Dental Tribune Italy

La sinergia fra Odontoiatria e Osteopatia, un connubio vincente

By Alberto Tirone
May 02, 2019

L’osteopatia, ormai, vive in un confronto costante con le varie realtà mediche in tutta Italia. In un momento storico fondamentale per la professione osteopatica, con l’iter per l’approvazione dell’osteopatia come professione medica, diventa sempre più interessante notare come l’osteopata sia di concreto aiuto ai pazienti per sostenere la loro salute.

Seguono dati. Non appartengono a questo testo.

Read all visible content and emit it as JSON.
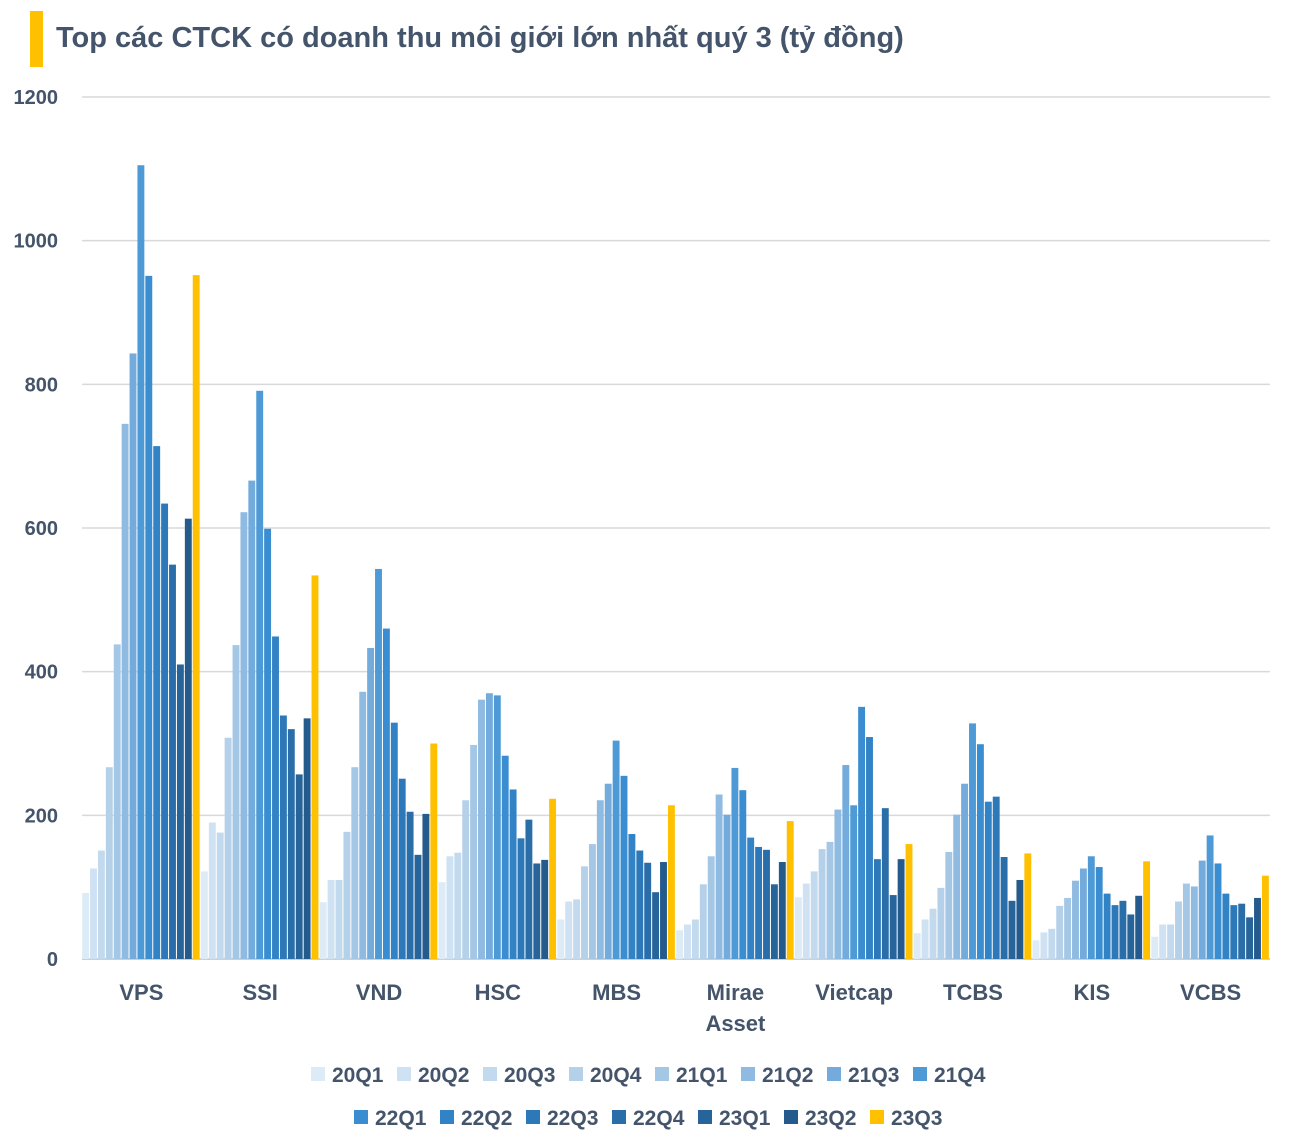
{
  "chart_data": {
    "type": "bar",
    "title": "Top các CTCK có doanh thu môi giới lớn nhất quý 3 (tỷ đồng)",
    "xlabel": "",
    "ylabel": "",
    "ylim": [
      0,
      1200
    ],
    "yticks": [
      0,
      200,
      400,
      600,
      800,
      1000,
      1200
    ],
    "grid": true,
    "legend_position": "bottom",
    "categories": [
      "VPS",
      "SSI",
      "VND",
      "HSC",
      "MBS",
      "Mirae Asset",
      "Vietcap",
      "TCBS",
      "KIS",
      "VCBS"
    ],
    "series": [
      {
        "name": "20Q1",
        "color": "#DDEBF7",
        "values": [
          92,
          122,
          79,
          107,
          55,
          40,
          86,
          36,
          26,
          31
        ]
      },
      {
        "name": "20Q2",
        "color": "#CFE2F3",
        "values": [
          126,
          190,
          110,
          143,
          80,
          48,
          105,
          55,
          37,
          48
        ]
      },
      {
        "name": "20Q3",
        "color": "#C3DAEE",
        "values": [
          151,
          176,
          110,
          148,
          83,
          55,
          122,
          70,
          42,
          48
        ]
      },
      {
        "name": "20Q4",
        "color": "#B5D1EA",
        "values": [
          267,
          308,
          177,
          221,
          129,
          104,
          153,
          99,
          74,
          80
        ]
      },
      {
        "name": "21Q1",
        "color": "#A4C7E6",
        "values": [
          438,
          437,
          267,
          298,
          160,
          143,
          163,
          149,
          85,
          105
        ]
      },
      {
        "name": "21Q2",
        "color": "#8FBAE1",
        "values": [
          745,
          622,
          372,
          361,
          221,
          229,
          208,
          201,
          109,
          101
        ]
      },
      {
        "name": "21Q3",
        "color": "#74ABDD",
        "values": [
          843,
          666,
          433,
          370,
          244,
          201,
          270,
          244,
          126,
          137
        ]
      },
      {
        "name": "21Q4",
        "color": "#4D9AD6",
        "values": [
          1105,
          791,
          543,
          367,
          304,
          266,
          214,
          328,
          143,
          172
        ]
      },
      {
        "name": "22Q1",
        "color": "#3A8DD0",
        "values": [
          951,
          599,
          460,
          283,
          255,
          235,
          351,
          299,
          128,
          133
        ]
      },
      {
        "name": "22Q2",
        "color": "#3282C6",
        "values": [
          714,
          449,
          329,
          236,
          174,
          169,
          309,
          219,
          91,
          91
        ]
      },
      {
        "name": "22Q3",
        "color": "#2D78B8",
        "values": [
          634,
          339,
          251,
          168,
          151,
          156,
          139,
          226,
          75,
          75
        ]
      },
      {
        "name": "22Q4",
        "color": "#2A6EA9",
        "values": [
          549,
          320,
          205,
          194,
          134,
          152,
          210,
          142,
          81,
          77
        ]
      },
      {
        "name": "23Q1",
        "color": "#27649A",
        "values": [
          410,
          257,
          145,
          133,
          93,
          104,
          89,
          81,
          62,
          58
        ]
      },
      {
        "name": "23Q2",
        "color": "#245A8C",
        "values": [
          613,
          335,
          202,
          138,
          135,
          135,
          139,
          110,
          88,
          85
        ]
      },
      {
        "name": "23Q3",
        "color": "#FFC000",
        "values": [
          952,
          534,
          300,
          223,
          214,
          192,
          160,
          147,
          136,
          116
        ]
      }
    ]
  }
}
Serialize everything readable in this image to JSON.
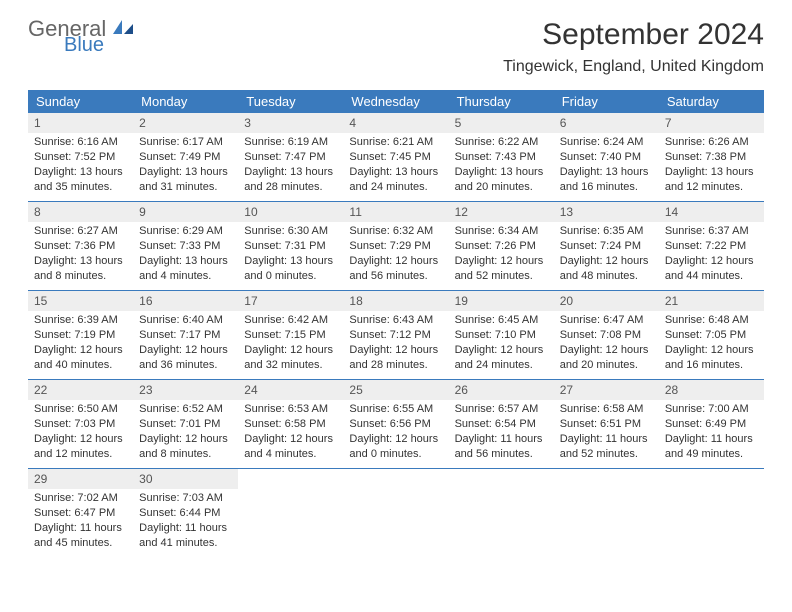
{
  "logo": {
    "text1": "General",
    "text2": "Blue"
  },
  "header": {
    "title": "September 2024",
    "location": "Tingewick, England, United Kingdom"
  },
  "colors": {
    "header_bg": "#3a7abd",
    "header_text": "#ffffff",
    "daynum_bg": "#eeeeee",
    "week_border": "#3a7abd",
    "body_text": "#333333"
  },
  "day_names": [
    "Sunday",
    "Monday",
    "Tuesday",
    "Wednesday",
    "Thursday",
    "Friday",
    "Saturday"
  ],
  "weeks": [
    [
      {
        "n": "1",
        "sr": "Sunrise: 6:16 AM",
        "ss": "Sunset: 7:52 PM",
        "dl1": "Daylight: 13 hours",
        "dl2": "and 35 minutes."
      },
      {
        "n": "2",
        "sr": "Sunrise: 6:17 AM",
        "ss": "Sunset: 7:49 PM",
        "dl1": "Daylight: 13 hours",
        "dl2": "and 31 minutes."
      },
      {
        "n": "3",
        "sr": "Sunrise: 6:19 AM",
        "ss": "Sunset: 7:47 PM",
        "dl1": "Daylight: 13 hours",
        "dl2": "and 28 minutes."
      },
      {
        "n": "4",
        "sr": "Sunrise: 6:21 AM",
        "ss": "Sunset: 7:45 PM",
        "dl1": "Daylight: 13 hours",
        "dl2": "and 24 minutes."
      },
      {
        "n": "5",
        "sr": "Sunrise: 6:22 AM",
        "ss": "Sunset: 7:43 PM",
        "dl1": "Daylight: 13 hours",
        "dl2": "and 20 minutes."
      },
      {
        "n": "6",
        "sr": "Sunrise: 6:24 AM",
        "ss": "Sunset: 7:40 PM",
        "dl1": "Daylight: 13 hours",
        "dl2": "and 16 minutes."
      },
      {
        "n": "7",
        "sr": "Sunrise: 6:26 AM",
        "ss": "Sunset: 7:38 PM",
        "dl1": "Daylight: 13 hours",
        "dl2": "and 12 minutes."
      }
    ],
    [
      {
        "n": "8",
        "sr": "Sunrise: 6:27 AM",
        "ss": "Sunset: 7:36 PM",
        "dl1": "Daylight: 13 hours",
        "dl2": "and 8 minutes."
      },
      {
        "n": "9",
        "sr": "Sunrise: 6:29 AM",
        "ss": "Sunset: 7:33 PM",
        "dl1": "Daylight: 13 hours",
        "dl2": "and 4 minutes."
      },
      {
        "n": "10",
        "sr": "Sunrise: 6:30 AM",
        "ss": "Sunset: 7:31 PM",
        "dl1": "Daylight: 13 hours",
        "dl2": "and 0 minutes."
      },
      {
        "n": "11",
        "sr": "Sunrise: 6:32 AM",
        "ss": "Sunset: 7:29 PM",
        "dl1": "Daylight: 12 hours",
        "dl2": "and 56 minutes."
      },
      {
        "n": "12",
        "sr": "Sunrise: 6:34 AM",
        "ss": "Sunset: 7:26 PM",
        "dl1": "Daylight: 12 hours",
        "dl2": "and 52 minutes."
      },
      {
        "n": "13",
        "sr": "Sunrise: 6:35 AM",
        "ss": "Sunset: 7:24 PM",
        "dl1": "Daylight: 12 hours",
        "dl2": "and 48 minutes."
      },
      {
        "n": "14",
        "sr": "Sunrise: 6:37 AM",
        "ss": "Sunset: 7:22 PM",
        "dl1": "Daylight: 12 hours",
        "dl2": "and 44 minutes."
      }
    ],
    [
      {
        "n": "15",
        "sr": "Sunrise: 6:39 AM",
        "ss": "Sunset: 7:19 PM",
        "dl1": "Daylight: 12 hours",
        "dl2": "and 40 minutes."
      },
      {
        "n": "16",
        "sr": "Sunrise: 6:40 AM",
        "ss": "Sunset: 7:17 PM",
        "dl1": "Daylight: 12 hours",
        "dl2": "and 36 minutes."
      },
      {
        "n": "17",
        "sr": "Sunrise: 6:42 AM",
        "ss": "Sunset: 7:15 PM",
        "dl1": "Daylight: 12 hours",
        "dl2": "and 32 minutes."
      },
      {
        "n": "18",
        "sr": "Sunrise: 6:43 AM",
        "ss": "Sunset: 7:12 PM",
        "dl1": "Daylight: 12 hours",
        "dl2": "and 28 minutes."
      },
      {
        "n": "19",
        "sr": "Sunrise: 6:45 AM",
        "ss": "Sunset: 7:10 PM",
        "dl1": "Daylight: 12 hours",
        "dl2": "and 24 minutes."
      },
      {
        "n": "20",
        "sr": "Sunrise: 6:47 AM",
        "ss": "Sunset: 7:08 PM",
        "dl1": "Daylight: 12 hours",
        "dl2": "and 20 minutes."
      },
      {
        "n": "21",
        "sr": "Sunrise: 6:48 AM",
        "ss": "Sunset: 7:05 PM",
        "dl1": "Daylight: 12 hours",
        "dl2": "and 16 minutes."
      }
    ],
    [
      {
        "n": "22",
        "sr": "Sunrise: 6:50 AM",
        "ss": "Sunset: 7:03 PM",
        "dl1": "Daylight: 12 hours",
        "dl2": "and 12 minutes."
      },
      {
        "n": "23",
        "sr": "Sunrise: 6:52 AM",
        "ss": "Sunset: 7:01 PM",
        "dl1": "Daylight: 12 hours",
        "dl2": "and 8 minutes."
      },
      {
        "n": "24",
        "sr": "Sunrise: 6:53 AM",
        "ss": "Sunset: 6:58 PM",
        "dl1": "Daylight: 12 hours",
        "dl2": "and 4 minutes."
      },
      {
        "n": "25",
        "sr": "Sunrise: 6:55 AM",
        "ss": "Sunset: 6:56 PM",
        "dl1": "Daylight: 12 hours",
        "dl2": "and 0 minutes."
      },
      {
        "n": "26",
        "sr": "Sunrise: 6:57 AM",
        "ss": "Sunset: 6:54 PM",
        "dl1": "Daylight: 11 hours",
        "dl2": "and 56 minutes."
      },
      {
        "n": "27",
        "sr": "Sunrise: 6:58 AM",
        "ss": "Sunset: 6:51 PM",
        "dl1": "Daylight: 11 hours",
        "dl2": "and 52 minutes."
      },
      {
        "n": "28",
        "sr": "Sunrise: 7:00 AM",
        "ss": "Sunset: 6:49 PM",
        "dl1": "Daylight: 11 hours",
        "dl2": "and 49 minutes."
      }
    ],
    [
      {
        "n": "29",
        "sr": "Sunrise: 7:02 AM",
        "ss": "Sunset: 6:47 PM",
        "dl1": "Daylight: 11 hours",
        "dl2": "and 45 minutes."
      },
      {
        "n": "30",
        "sr": "Sunrise: 7:03 AM",
        "ss": "Sunset: 6:44 PM",
        "dl1": "Daylight: 11 hours",
        "dl2": "and 41 minutes."
      },
      null,
      null,
      null,
      null,
      null
    ]
  ]
}
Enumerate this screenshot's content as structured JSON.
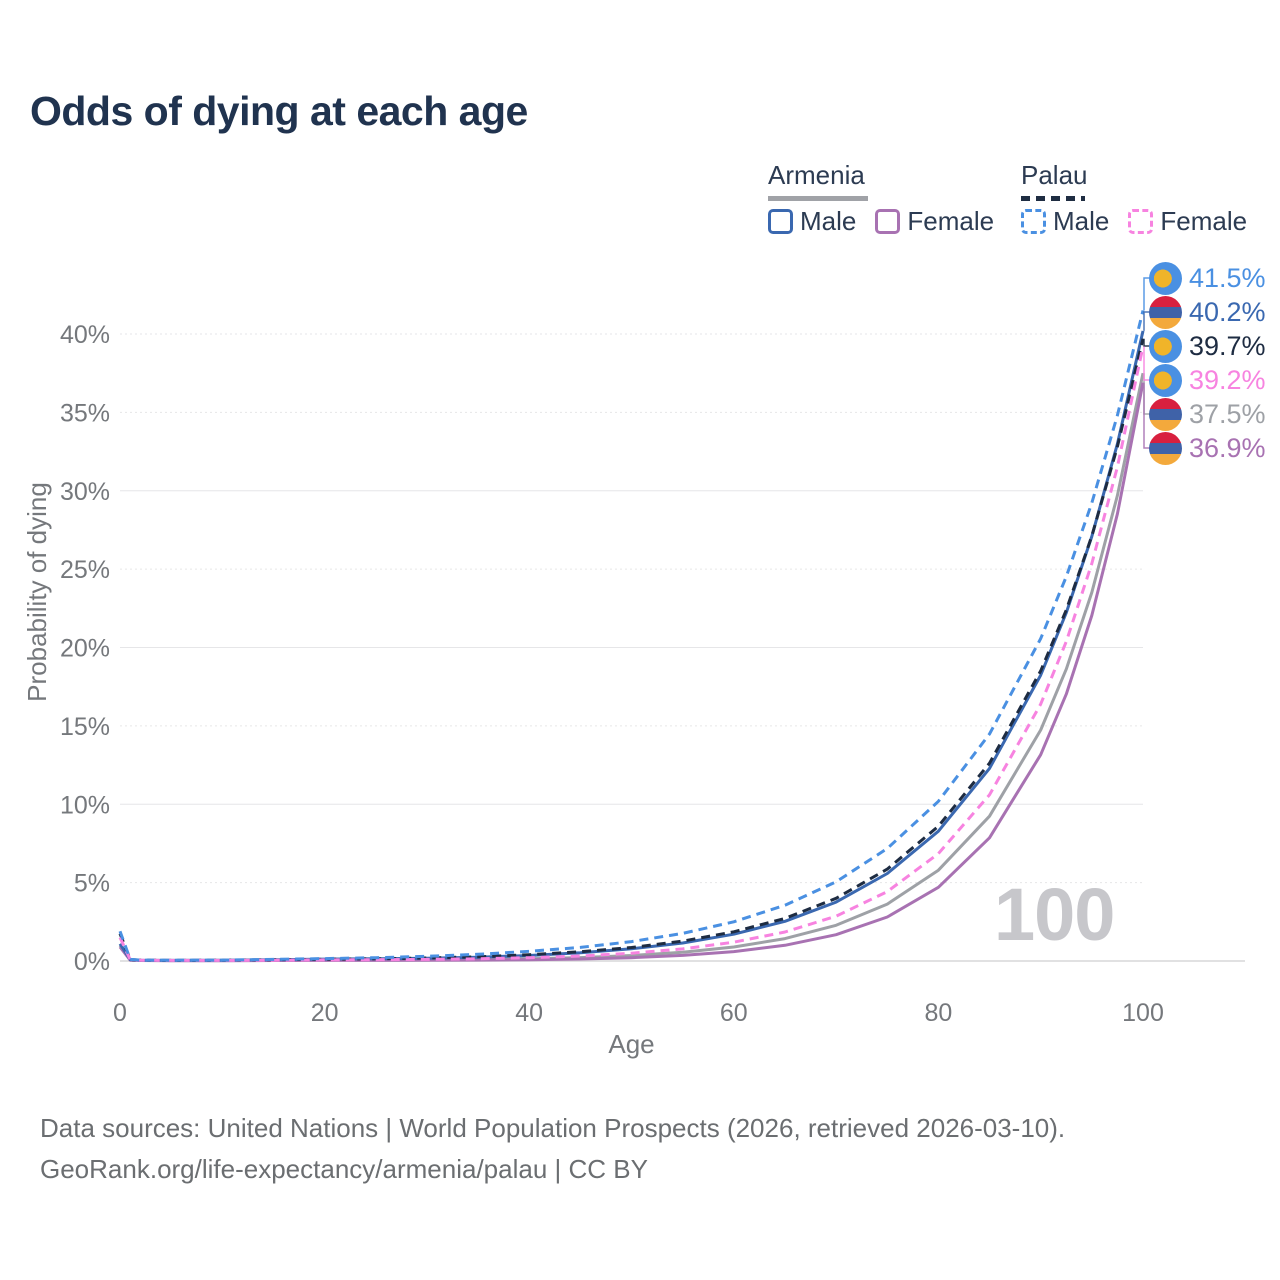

«Per poter fornire un servizio migliore ai pazienti che si rivolgono allo studio odontoiatrico, sempre più spesso l’attenzione viene rivolta ad una visione estesa del corpo umano, dunque su tutto l’organismo e non solo al cavo orale» spiega Alberto Tirone, osteopata nello studio del dott. Mozzati con il quale da anni collabora. «L’osteopatia è una medicina manuale, non alternativa, bensì complementare alla medicina allopatica che individua nel corpo un’unica unità funzionale. In seguito ad interventi di chirurgia orale, di ortodonzia e di posizionamento di protesi su denti naturali o su impianti si possono produrre ripercussioni sulla postura e/o sulla gestione dell’equilibrio, che potrebbero generare dolori alla colonna cervicale, dorsale, lombare o in altri distretti corporei. In queste circostanze l’osteopata, agevolando lo scorrimento fasciale e l’elasticità dei tessuti, mette il corpo del paziente nelle migliori condizioni possibili atte a ricevere il trattamento dell’odontoiatra».

In seguito a tali trattamenti, i segni e sintomi che compaiono più comunemente sono: la comparsa di dolori muscolo-scheletrici vari; le cefalee ed le algie cranio-facciali; i click mandibolari e dolori condilari; le parafunzioni (quali il bruxismo notturno e il serramento diurno); le vertigini propriocettive. «In primis l’osteopata analizzerà il dolore o il disturbo, valutandone la qualità, il timing, l’esordio, il decorso e l’eventuale irradiazione, in modo da circoscrivere la struttura anatomica potenzialmente responsabile» spiega l’osteopata Tirone. «Successivamente, in associazione con il medico, analizzerà l’anamnesi remota e le alterazioni patologiche del paziente al fine di individuare la necessità di approfondimenti diagnostici o di medicina specialistica. Si procederà, inoltre, all’esame obiettivo posturale e ad un’analisi posturometrica computerizzata, oltre ad altri test clinici finalizzati all’individuazione delle tecniche di trattamento più idonee».

Una terapia che nella pratica quotidiana porta a dei reali benefici, come dimostrato dal caso presentato: una donna di 47 anni, in terapia ortodontica da tre settimane, si è presentata con una sindrome temporo-mandibolare con dolore condilare e limitata apertura della bocca. L’osteopata rileva curva dorso-lombare sinistroconvessa, rigidità in dorsale media, blocco dell’articolazione sacroiliaca di destra, apertura massima della bocca di 27 mm. Il trattamento ha visto tecniche muscolari su massetteri e pterigoidei, tecniche articolatorie sui condili mandibolari, tecniche articolatorie su cerniere cervicodorsale e dorsolombare, tecniche controcurva nel tratto scoliotico, tecniche di mobilizzazione sacrale. Al termine della prima seduta si ottiene aumento dell’apertura a 34 mm. Vengono impostate due prime sedute a distanza settimanale, a seguire accompagnamento durante il percorso ortodontico a cadenza mensile, con beneficio in termini di scomparsa del dolore e progressione positiva del percorso ortodontico. In conclusione la sinergia fra odontoiatria ed osteopatia funziona, soprattutto nei casi di preesistenti situazioni posturali possibilmente svantaggiose, come rigidità, grossi traumi pregressi, presenza di cicatrici, dismetrie e scoliosi.

L'articolo è stato pubblicato su Dental Tribune Italian Edition n. 5 2019.